On Passover, my kitchen reverts back to the essentials: fresh and frozen raw fruits and vegetables (I will be more aware this year about what is seasonal and what is not); eggs; oil; matzah meal; spices; cheese. I will do more cooking the week of this holiday than I do in over a month during the rest of the year. And despite the amount of eggs and oil I use, this week will probably produce some of the healthiest food to come out of my kitchen.
We make homemade almost everything – from soups to French fries to desserts. Our haggadot too are becoming more homespun. So too our matzah covers, seder pillows, games. My buying appetite, never large, is getting smaller. Not just this week but throughout the year. I can hardly imagine something I need that I do not already have, in some form or fashion.
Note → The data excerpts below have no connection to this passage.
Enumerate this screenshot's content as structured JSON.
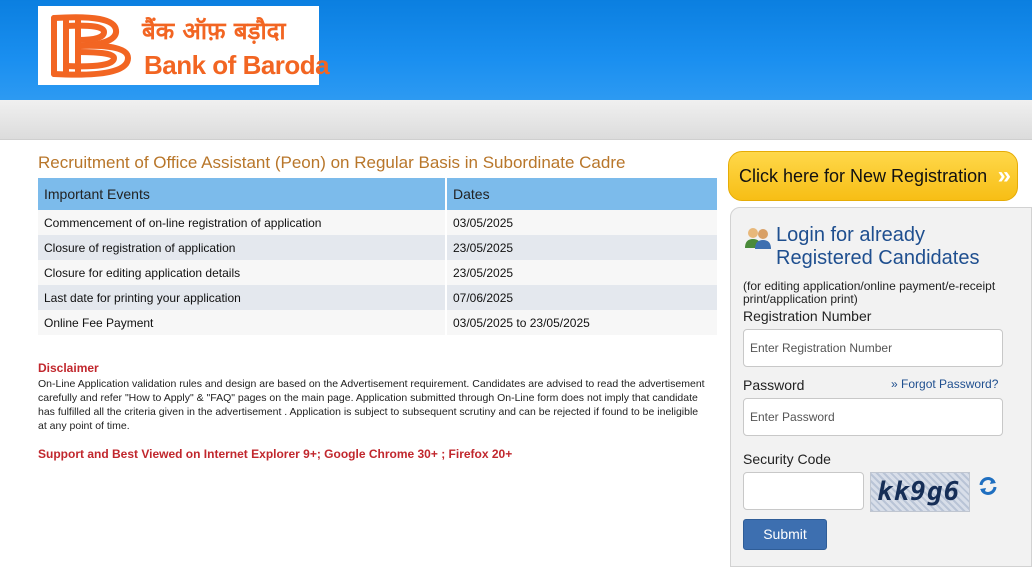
{
  "brand": {
    "hindi_name": "बैंक ऑफ़ बड़ौदा",
    "english_name": "Bank of Baroda",
    "accent_color": "#f26522"
  },
  "page_title": "Recruitment of Office Assistant (Peon) on Regular Basis in Subordinate Cadre",
  "events_table": {
    "headers": [
      "Important Events",
      "Dates"
    ],
    "rows": [
      [
        "Commencement of on-line registration of application",
        "03/05/2025"
      ],
      [
        "Closure of registration of application",
        "23/05/2025"
      ],
      [
        "Closure for editing application details",
        "23/05/2025"
      ],
      [
        "Last date for printing your application",
        "07/06/2025"
      ],
      [
        "Online Fee Payment",
        "03/05/2025 to 23/05/2025"
      ]
    ]
  },
  "disclaimer": {
    "title": "Disclaimer",
    "text": "On-Line Application validation rules and design are based on the Advertisement requirement. Candidates are advised to read the advertisement carefully and refer \"How to Apply\" & \"FAQ\" pages on the main page. Application submitted through On-Line form does not imply that candidate has fulfilled all the criteria given in the advertisement . Application is subject to subsequent scrutiny and can be rejected if found to be ineligible at any point of time."
  },
  "support_text": "Support and Best Viewed on Internet Explorer 9+; Google Chrome 30+ ; Firefox 20+",
  "new_registration": {
    "label": "Click here for New Registration",
    "arrow": "»"
  },
  "login": {
    "title": "Login for already Registered Candidates",
    "note": "(for editing application/online payment/e-receipt print/application print)",
    "registration_label": "Registration Number",
    "registration_placeholder": "Enter Registration Number",
    "password_label": "Password",
    "password_placeholder": "Enter Password",
    "forgot_label": "Forgot Password?",
    "forgot_prefix": "»",
    "security_label": "Security Code",
    "captcha_text": "kk9g6",
    "submit_label": "Submit"
  }
}
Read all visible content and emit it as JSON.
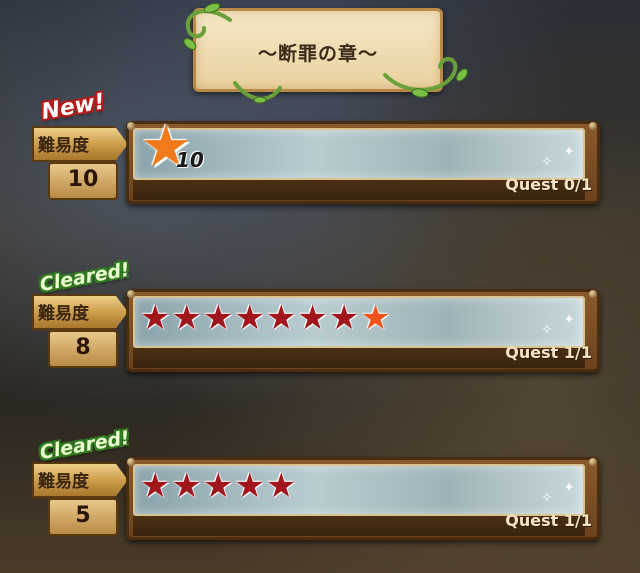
{
  "chapter": {
    "title": "〜断罪の章〜"
  },
  "quests": [
    {
      "badge": "New!",
      "badge_type": "new",
      "difficulty_label": "難易度",
      "level": "10",
      "progress": "Quest 0/1",
      "star_display": "single",
      "star_count": 10,
      "star_count_label": "10"
    },
    {
      "badge": "Cleared!",
      "badge_type": "cleared",
      "difficulty_label": "難易度",
      "level": "8",
      "progress": "Quest 1/1",
      "star_display": "row",
      "star_count": 8
    },
    {
      "badge": "Cleared!",
      "badge_type": "cleared",
      "difficulty_label": "難易度",
      "level": "5",
      "progress": "Quest 1/1",
      "star_display": "row",
      "star_count": 5
    }
  ],
  "colors": {
    "star_dark": "#a0161c",
    "star_bright": "#f0541c",
    "badge_new_outline": "#b81a1a",
    "badge_cleared_outline": "#2f7a1f"
  },
  "icons": {
    "star": "star-icon",
    "sparkle": "sparkle-icon"
  }
}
That is where I am this year in life. It is this simple message of our return to Passover each year, that we learn more about what each of us truly needs, what is truly our hametz. Changing over our kitchens and doing more with less - or different things - than we have during the year opens our eyes to who we are and what we really need.
I am learning that for me, this year, I don't need much. Rather, I cherish the homespun, the stuff that bears the earnest work of others, the stuff that leaves a smaller footprint, the stuff that conveys and inspires an interesting story, the stuff that brings people closer together, and the stuff that makes me worthier of sharing this world with my family, my community and you.